I musei americani, nella gran parte istituzioni private rette da fondazioni, e secondo l’associazione che li raccoglie, con la chiusura starebbero accumulando perdite per 33 milioni di dollari al giorno. Eppure non tutti stanno seguendo la strategia drastica del MoMA, un museo che ad ottobre ha inaugurato la nuova faraonica sede costata quasi mezzo miliardo di dollari. Il Withney Museum, altra istituzione newyorkese dedicata in particolare all’arte americana, ha scelto una strategia diversa, lanciando un programma online. «Il programma servirà la nostra comunità durante la crisi COVID-19 e consentirà a te, il nostro team di liberi professionisti dedicato, di continuare a lavorare, anche se il museo è chiuso», hanno scritto in una mail i due capi dipartimento dell'istruzione, Heather Maxson e Dyeemah Simmons.

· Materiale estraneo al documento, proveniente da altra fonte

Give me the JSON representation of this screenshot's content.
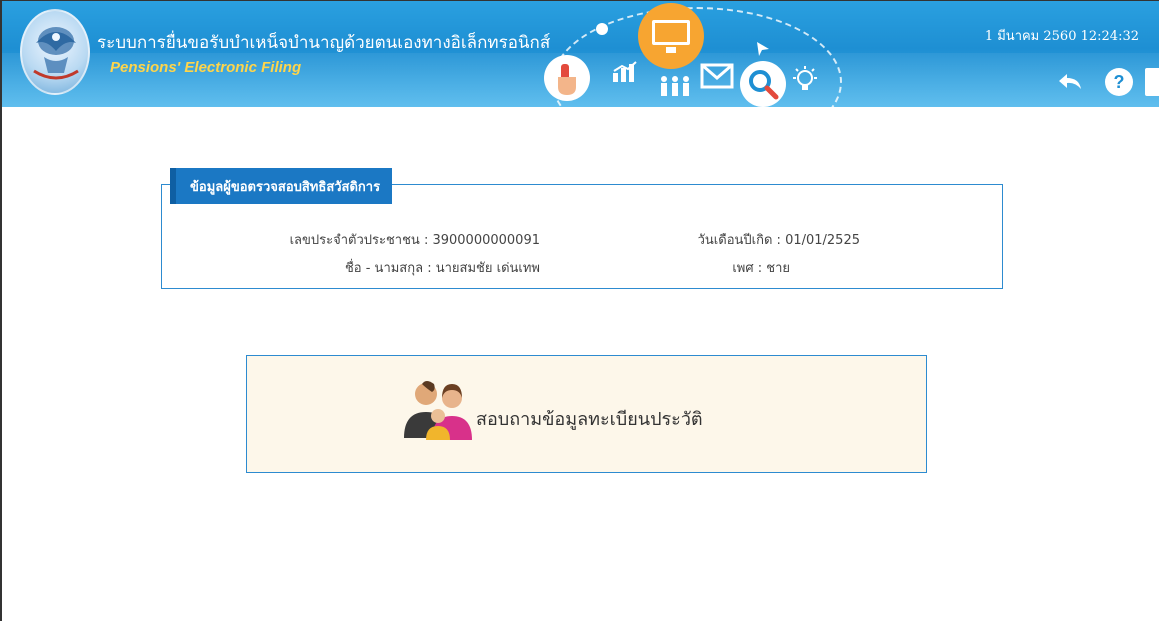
{
  "header": {
    "title_th": "ระบบการยื่นขอรับบำเหน็จบำนาญด้วยตนเองทางอิเล็กทรอนิกส์",
    "title_en": "Pensions' Electronic Filing",
    "datetime": "1 มีนาคม 2560 12:24:32",
    "help_label": "?"
  },
  "info": {
    "legend": "ข้อมูลผู้ขอตรวจสอบสิทธิสวัสดิการ",
    "id_label": "เลขประจำตัวประชาชน",
    "id_value": "3900000000091",
    "name_label": "ชื่อ - นามสกุล",
    "name_value": "นายสมชัย เด่นเทพ",
    "birth_label": "วันเดือนปีเกิด",
    "birth_value": "01/01/2525",
    "gender_label": "เพศ",
    "gender_value": "ชาย"
  },
  "action": {
    "label": "สอบถามข้อมูลทะเบียนประวัติ"
  },
  "colors": {
    "header_blue": "#1e8fd3",
    "accent_orange": "#f7a531",
    "title_yellow": "#ffd54a",
    "panel_border": "#2d8bd0",
    "legend_bg": "#1b78c4",
    "action_bg": "#fdf7ea"
  }
}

Il MoMA è tra i musei più ricchi del mondo, con una dotazione di oltre un miliardo come documentato dalla recente di dichiarazione dei redditi, ma non è affatto l'unica istituzione che ha lasciato alcuni lavoratori in difficoltà. La scorsa settimana, il Massachusetts Museum of Contemporary Art (MASS MoCA) ha annunciato che il licenziamento di 120 dei suoi 165 impiegati in ogni dipartimento. E non va meglio sul fronte delle grandi gallerie, che fino a qualche settimana fa facevano vanto di vendite milionarie degli artisti “benedetti“ dal mercato. La Pace Gallery, che aveva da poco inaugurato una sede monumentale a New York, ha annunciato il licenziamento del 25% dei suoi dipendenti, appena bilanciato da un taglio agli stipendi dei livelli alti. Il suo fondatore aveva contratto il virus, e ne è guarito. In quell’occasione aveva rilasciato una dichiarazione difficile da conciliare con la scelta fatta di tagliare posti di lavoro: «Questa ripresa – la nostra ripresa – per quanto lunga e complessa possa essere, andrà persa o vinta a seconda della nostra capacità di rifiutare quelle cose che rovinano, degradano ed erodono il nostro mondo creativo, per abbracciare e proteggere ciò che è reale, duraturo e capace di ispirare la nostra vita nell’arte».

Va ricordato che fino alla settimana scorsa, quando il nuovo pacchetto di incentivi è stato approvato, i liberi professionisti non hanno potuto beneficiare di sussidi di disoccupazione. Molte delle politiche messe in atto per supportare il personale regolare durante la crisi lasciano questi precari ai margini.